Once more with Rowan and Lulu
Oh, and speaking of children: my recent post on Rowan Williams' letter to six-year-old Lulu was the most popular post I've ever had at F&T. It was shared over 4,000 times on Facebook, and received loads of extra visitors from StumbleUpon. All in all, the post got about 27,000 hits in the first three days – and it's still making its way around Facebook.
I found this very intriguing: I wonder why Rowan's letter struck such a chord with so many people?
12 Comments:
It was a beautiful letter for sure. But it's probably more to do with the timing of the post. The Royal Wedding must have caused an increased interest in Rowan Williams.
I think it also seems to confirm what many of Rowan's supporters feel - that he is a brilliant theologian and pastor, who has this horrendous job of trying to oversee / hold together / mediate amongst the megalithic Anglican Communion as well as the CofE... Many of us are thankful that God's providence has put him in this role, while equally yearning for the day when he can spend most of his time exercising the pastoral gifts the letter demonstrated... (I've written to Rowan a couple of time, and received personal replies incredibly quickly - probably dictated to a secretary, but topped and tailed in his own hand, and wonderfully personal and pastoral...)
also: Royal Wedding
Perhaps it is the royal wedding thing (people are always intrigued by images of a man with eye-brows like that...plus his voice, oh I would love a voice like that) but I think people are interested in questions like the one Lulu posed, but are also intimidated by technical (and in some cases "deep") answers. So a letter to a child is inviting, it ignites the curiosity, "can these questions be answered in such a simple way?"
Also, as a clergyman, I see how much "pastoral" relationships mean to people. Rowan Williams provides a bit of fresh air in this regard. Here we have a technical and brilliantly creative theological mind who also pastors people...caring even, for the questions of a young child.
That is my take on it, and I am happy to hear you received so much traffic over it.
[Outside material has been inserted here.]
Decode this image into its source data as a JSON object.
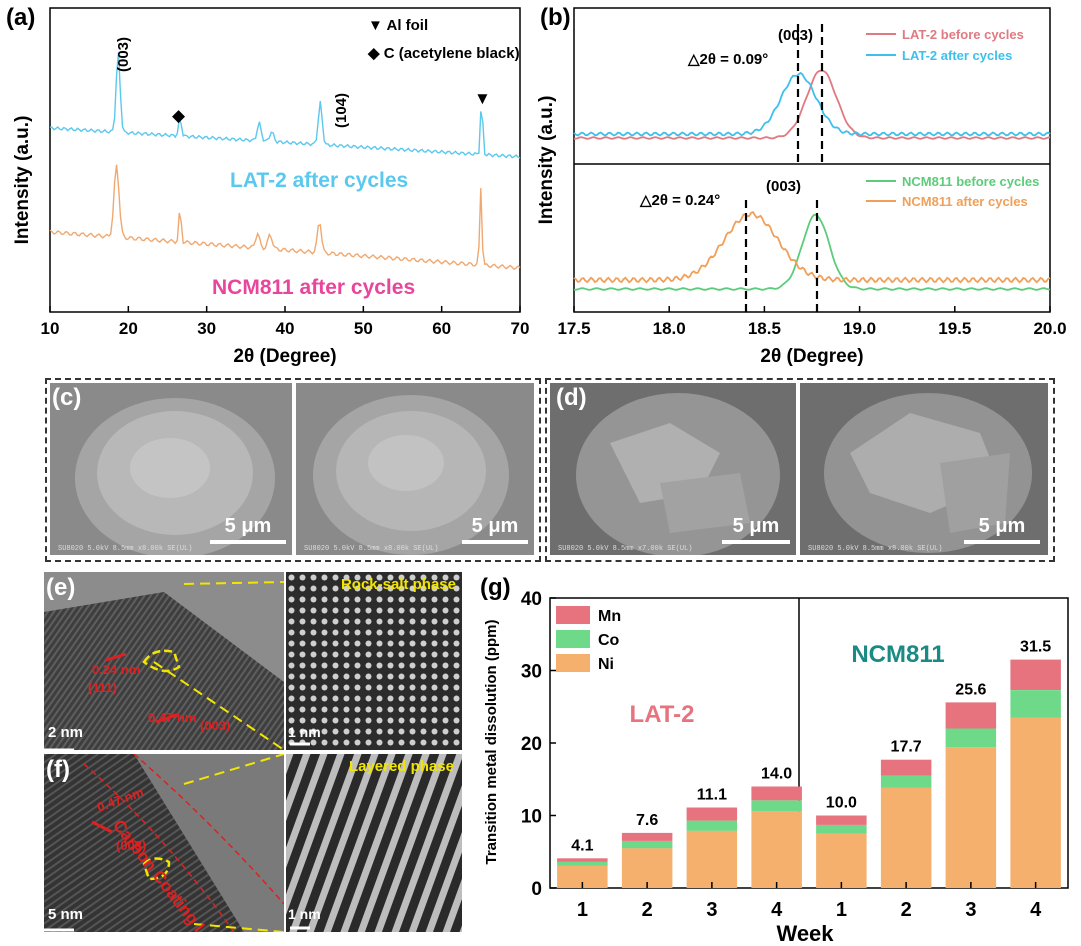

Cheers
The cute story, royal wedding, and concision is sort of a perfect storm... Also, for people that know his prose can be really difficult sometimes, the note to the child was very refreshing - and accessible.
On the back of reading the story on F&T I shared it within a talk I gave to some undergraduates, and they seemed equally impressed and intrigued.
I was speaking about the way we use "church language" which often we do not understand and really does not help illuminate, Rowan's letter did a really great job of keeping things simple. I try but inevitably fail, to emulate that approach.
I confess. I shared.
I second Russell. Rowan's ability to elucidate theological concepts without using cliches and "church language" lends much to my appreciation of his writing - and particularly to this happy example.
Simple: it speaks to the child who lives in each of us but who has lost her way.
I think it is so popular because it is the exciting truth that thousands of years and thousands of hours of discussion and thought has brought about, in the simplest form, a letter to a child.
as an American college guy who loved the original post and reposted it on my facebook, I can assure you that my interest had absolutely nothing to do with the Royal Wedding because I had absolutely no idea that it was going on. In my mind it had nothing to do with the wedding.
His message was so fantastic because it was so beautiful, and the simple language essentially stepped out of the way to let the beauty shine through instead of hiding it in Christianese.
By the way, I've started posting PDFs of some of the more difficult to find essays by Williams on my web page - http://blogs.bu.edu/joeld/rowan-williams-archive.
At first I was concerned about doing so being of dubious legality, until the gospel unsettled my judgment.